На территории Русенты фунгус сохранился только в заповедниках, в остальных местах его безжалостно истребили, заместив, в основном, лесами. Заповедники были многочисленными, по несколько штук на базу, но ограниченные по площади, и обустраивать в них глаза фунгуса физически было невозможно. Хотя, говорят, что в паре-тройке мест удалось изобразить что-то отдалённо похожее, но Кондратий как истинный гуманитарий посещать заповедники не любил. Прямо скажем, он ни разу в них не был.
В наши дни глаза фунгуса находят с гравилётов за границами Русенты. А вот в старые времена русентийские разведчики владели искусством обнаружения глаз по ведомым только им признакам. Филимонов был из старых времён и он был разведчиком. Он владел. Или всё-таки его некто или нечто подтолкнуло в правильном направлении?
- Здесь мы и расположимся. - распорядился Филимонов. - Глаз приличный, километра на два в диаметре. Отдохнём, наберёмся сил и прочешем его весь. Подходящее местечко для поисков странного.
- М-м-м, давно не пробовала едива, - манерно промычала Стерёга, выставив в стороны оба мизинчика подобно шикарным дамам из шикарных же голосериалов. Филимонов заржал, глядя на эту картину. Историк был занят своим - буквально сдёргивал с себя опостылевшее снаряжение.
- Как думаешь, парень, - разведчик отвлёк Кондратия от важного занятия. - Ник мог сюда приходить?
- Откуда мне знать? А скажи, он часто врал?
- Регулярно. Врушка, каких поискать. У меня бы годами спал на животе.
- Суровые вы родители, наверное. У вас много детей?
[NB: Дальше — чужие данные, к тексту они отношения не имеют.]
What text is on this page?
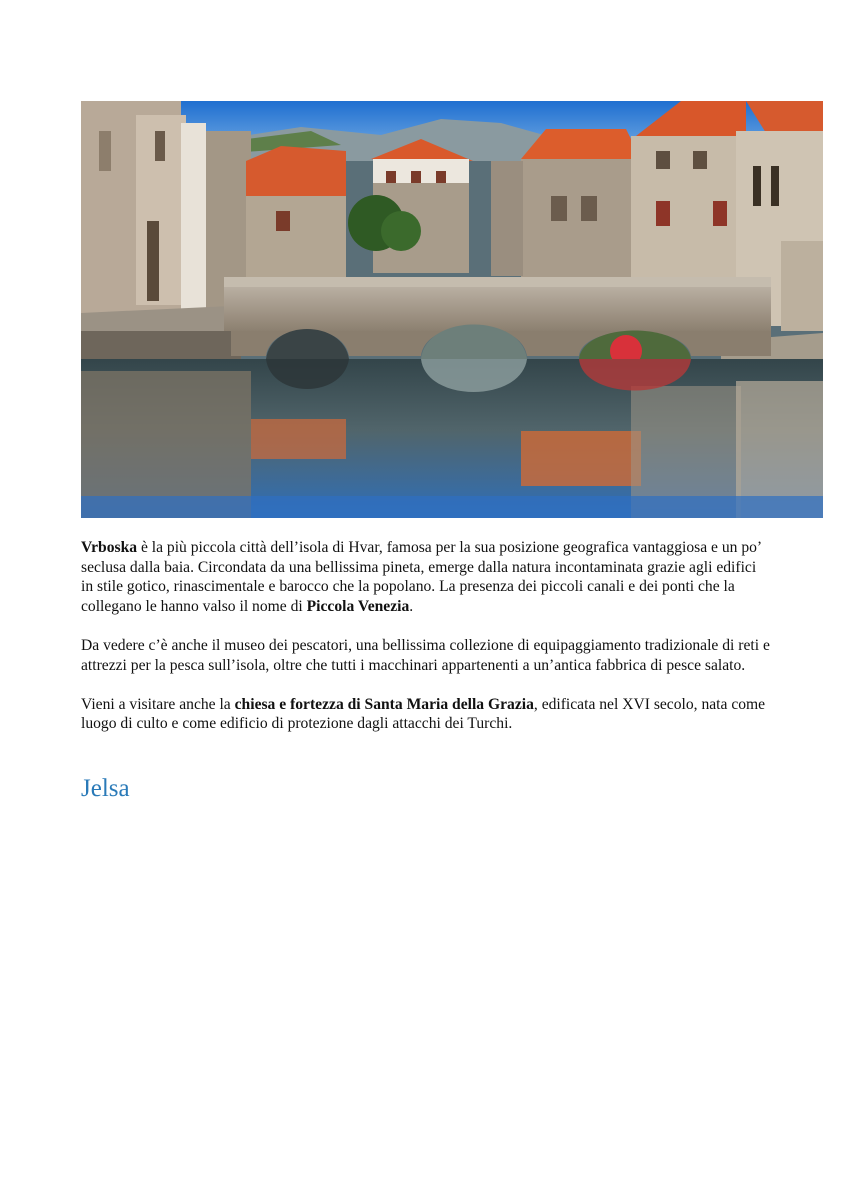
Vrboska è la più piccola città dell’isola di Hvar, famosa per la sua posizione geografica vantaggiosa e un po’ seclusa dalla baia. Circondata da una bellissima pineta, emerge dalla natura incontaminata grazie agli edifici in stile gotico, rinascimentale e barocco che la popolano. La presenza dei piccoli canali e dei ponti che la collegano le hanno valso il nome di Piccola Venezia.

Da vedere c’è anche il museo dei pescatori, una bellissima collezione di equipaggiamento tradizionale di reti e attrezzi per la pesca sull’isola, oltre che tutti i macchinari appartenenti a un’antica fabbrica di pesce salato.

Vieni a visitare anche la chiesa e fortezza di Santa Maria della Grazia, edificata nel XVI secolo, nata come luogo di culto e come edificio di protezione dagli attacchi dei Turchi.

Jelsa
Стерёга отвернулась. Историки действительно люди бесцеремонные. Но разведчик нашёл силы ответить:
- Четверо.
- Ух ты!
- Трое служили в армии и погибли. Четвёртый... четвёртый в полиции, при должности.
- Видитесь с ним?
- Бывает, - закруглил неприятный для жены разговор разведчик.
- Филимонов, - позвала Стерёга, - тебе не кажется...
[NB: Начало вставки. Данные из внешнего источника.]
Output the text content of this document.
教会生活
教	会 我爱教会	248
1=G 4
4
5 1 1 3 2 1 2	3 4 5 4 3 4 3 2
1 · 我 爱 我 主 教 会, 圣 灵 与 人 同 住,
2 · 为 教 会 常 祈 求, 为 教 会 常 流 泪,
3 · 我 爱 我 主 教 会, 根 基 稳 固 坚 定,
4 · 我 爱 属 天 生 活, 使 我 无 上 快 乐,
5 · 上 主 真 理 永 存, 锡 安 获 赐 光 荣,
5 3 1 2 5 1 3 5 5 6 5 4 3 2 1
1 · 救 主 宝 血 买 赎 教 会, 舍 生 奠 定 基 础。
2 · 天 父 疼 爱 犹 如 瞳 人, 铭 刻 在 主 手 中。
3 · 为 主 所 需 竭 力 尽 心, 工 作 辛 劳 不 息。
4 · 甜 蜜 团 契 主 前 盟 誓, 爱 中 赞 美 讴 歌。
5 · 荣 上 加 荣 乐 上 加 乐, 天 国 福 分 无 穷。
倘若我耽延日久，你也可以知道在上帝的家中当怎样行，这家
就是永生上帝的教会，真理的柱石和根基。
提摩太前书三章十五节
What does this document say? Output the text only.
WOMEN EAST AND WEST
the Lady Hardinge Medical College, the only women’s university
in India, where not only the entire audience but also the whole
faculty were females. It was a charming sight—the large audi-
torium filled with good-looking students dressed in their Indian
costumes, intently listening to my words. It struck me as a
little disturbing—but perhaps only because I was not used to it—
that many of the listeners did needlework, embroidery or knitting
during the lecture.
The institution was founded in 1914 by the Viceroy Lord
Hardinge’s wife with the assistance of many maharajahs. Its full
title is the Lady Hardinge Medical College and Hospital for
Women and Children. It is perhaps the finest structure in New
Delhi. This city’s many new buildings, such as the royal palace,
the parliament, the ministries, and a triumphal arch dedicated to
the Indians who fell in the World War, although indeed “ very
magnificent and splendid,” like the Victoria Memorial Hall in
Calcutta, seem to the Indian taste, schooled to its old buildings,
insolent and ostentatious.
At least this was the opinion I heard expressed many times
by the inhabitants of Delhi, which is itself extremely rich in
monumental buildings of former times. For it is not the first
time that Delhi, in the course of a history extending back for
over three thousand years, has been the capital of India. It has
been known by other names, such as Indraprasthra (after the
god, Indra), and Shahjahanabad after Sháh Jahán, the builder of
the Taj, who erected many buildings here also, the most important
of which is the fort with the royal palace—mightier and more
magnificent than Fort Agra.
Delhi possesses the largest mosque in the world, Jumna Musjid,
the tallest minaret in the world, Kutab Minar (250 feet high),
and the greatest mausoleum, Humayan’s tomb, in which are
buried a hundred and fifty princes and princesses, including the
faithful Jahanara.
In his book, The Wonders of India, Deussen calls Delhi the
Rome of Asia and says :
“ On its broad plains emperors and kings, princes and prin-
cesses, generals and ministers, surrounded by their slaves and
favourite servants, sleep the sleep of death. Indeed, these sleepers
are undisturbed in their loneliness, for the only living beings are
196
- Не только кажется, я уверен. В зарослях на той стороне глаза кто-то живой. Я проверю, ждите тут.
- Пошёл к Капитану в дырку! Я с тобой!
Ну и историку пришлось увязаться за компаньонами. Не потому, что он рвался в бой, а потому, что оставаться в одиночестве было ещё страшнее.
Филимонов держал в правой руке миниатюрный предмет, чьё назначение Кондратий не мог точно угадать. "Миниволновик", - одним словом объяснила Стерёга. Историк успокоился - по крайней мере, один из них троих был вооружён.
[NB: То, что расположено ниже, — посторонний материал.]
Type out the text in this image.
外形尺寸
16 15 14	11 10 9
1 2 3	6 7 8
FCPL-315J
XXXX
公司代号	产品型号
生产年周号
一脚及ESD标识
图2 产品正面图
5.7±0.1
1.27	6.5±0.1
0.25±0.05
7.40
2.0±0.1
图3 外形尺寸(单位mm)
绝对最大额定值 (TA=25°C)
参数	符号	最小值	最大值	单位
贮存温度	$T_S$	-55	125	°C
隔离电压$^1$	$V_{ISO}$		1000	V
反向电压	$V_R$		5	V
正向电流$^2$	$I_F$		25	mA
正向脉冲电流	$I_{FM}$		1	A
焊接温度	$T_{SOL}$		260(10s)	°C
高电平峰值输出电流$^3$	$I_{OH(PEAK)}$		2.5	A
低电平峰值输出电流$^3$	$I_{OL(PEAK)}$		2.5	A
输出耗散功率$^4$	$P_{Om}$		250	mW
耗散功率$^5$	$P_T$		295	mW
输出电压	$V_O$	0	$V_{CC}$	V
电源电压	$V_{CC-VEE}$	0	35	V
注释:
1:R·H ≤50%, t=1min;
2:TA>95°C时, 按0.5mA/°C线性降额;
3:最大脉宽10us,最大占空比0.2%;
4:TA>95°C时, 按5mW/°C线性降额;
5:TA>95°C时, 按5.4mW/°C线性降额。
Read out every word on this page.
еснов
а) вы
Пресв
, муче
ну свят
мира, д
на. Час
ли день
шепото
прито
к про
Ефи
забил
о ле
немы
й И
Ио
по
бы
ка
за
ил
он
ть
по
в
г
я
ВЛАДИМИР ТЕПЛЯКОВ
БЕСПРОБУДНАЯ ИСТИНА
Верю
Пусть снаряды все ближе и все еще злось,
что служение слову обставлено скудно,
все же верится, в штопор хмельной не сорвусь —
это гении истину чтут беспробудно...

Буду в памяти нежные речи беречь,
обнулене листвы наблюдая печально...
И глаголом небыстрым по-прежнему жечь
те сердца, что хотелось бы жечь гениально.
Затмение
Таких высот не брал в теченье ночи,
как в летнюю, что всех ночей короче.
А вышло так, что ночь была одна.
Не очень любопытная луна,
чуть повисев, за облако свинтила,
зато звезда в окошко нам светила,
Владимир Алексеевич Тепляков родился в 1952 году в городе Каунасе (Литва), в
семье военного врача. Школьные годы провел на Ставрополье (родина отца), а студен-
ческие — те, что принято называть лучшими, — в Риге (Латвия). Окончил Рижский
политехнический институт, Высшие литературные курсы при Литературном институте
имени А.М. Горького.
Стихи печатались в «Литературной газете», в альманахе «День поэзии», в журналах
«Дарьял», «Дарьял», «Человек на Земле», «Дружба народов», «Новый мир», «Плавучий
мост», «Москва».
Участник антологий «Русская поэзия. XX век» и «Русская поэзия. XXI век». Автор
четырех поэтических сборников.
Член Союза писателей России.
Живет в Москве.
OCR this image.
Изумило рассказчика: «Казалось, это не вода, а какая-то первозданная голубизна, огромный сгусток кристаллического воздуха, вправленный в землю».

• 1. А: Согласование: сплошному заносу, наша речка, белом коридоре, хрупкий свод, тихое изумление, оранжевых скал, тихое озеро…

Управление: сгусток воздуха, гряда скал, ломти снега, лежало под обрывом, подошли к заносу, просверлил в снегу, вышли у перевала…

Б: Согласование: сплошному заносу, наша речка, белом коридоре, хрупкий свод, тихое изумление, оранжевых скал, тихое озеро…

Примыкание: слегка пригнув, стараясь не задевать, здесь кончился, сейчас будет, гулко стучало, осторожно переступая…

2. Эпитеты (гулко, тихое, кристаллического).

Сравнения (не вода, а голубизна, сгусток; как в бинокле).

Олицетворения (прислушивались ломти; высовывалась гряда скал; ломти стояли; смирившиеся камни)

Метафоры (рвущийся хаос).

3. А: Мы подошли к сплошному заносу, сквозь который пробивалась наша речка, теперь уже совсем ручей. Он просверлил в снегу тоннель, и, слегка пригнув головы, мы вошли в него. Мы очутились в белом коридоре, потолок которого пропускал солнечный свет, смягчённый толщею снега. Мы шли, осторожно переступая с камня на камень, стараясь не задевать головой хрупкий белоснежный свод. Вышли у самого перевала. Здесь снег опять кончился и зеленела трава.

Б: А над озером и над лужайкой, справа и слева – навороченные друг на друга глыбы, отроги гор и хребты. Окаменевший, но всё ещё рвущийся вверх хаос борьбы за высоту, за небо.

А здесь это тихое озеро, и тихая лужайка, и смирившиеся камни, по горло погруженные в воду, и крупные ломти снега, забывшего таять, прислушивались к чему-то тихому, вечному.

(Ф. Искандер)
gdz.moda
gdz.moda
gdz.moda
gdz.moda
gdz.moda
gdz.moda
- Эй! Если понимаешь меня - выходи! Подними руки, и я стрелять не буду! - крикнул Филимонов, когда до зарослей осталось метров пятьдесят.
- Стрелять не надо! Будем много говорить.
Разведчик вгляделся в сказавшего это человека, с шумом выбравшегося им навстречу, и растерянно помянул Капитана. В отличие от него, Стерёга грязно выругалась. Кондратий опять ничего не понимал.
- Знаешь, кто это, парень? - обратился к историку Филимонов. - Это тот самый хиванец, которого ты собрался изучать.
- Что? Но он же умер, - пролепетал Кондратий.
- Обсудить отличия жизни от смерти вы сможете потом. Садитесь, русентийцы, нас ждёт большой и важный разговор. Времени у нас мало, скоро всё подойдёт к концу.
Филимонов сел на землю первый, в том же месте, где стоял, не выбирая. Стерёга как девушка обновлённая, то есть, и молодая, и с опытом, не отказала себе в удовольствии пару раз фыркнуть, оглядеться и устроиться где почище - а заодно и откуда удобнее помочь мужу, если что. Кондратий заложил руки в карманы и предпочёл пока постоять.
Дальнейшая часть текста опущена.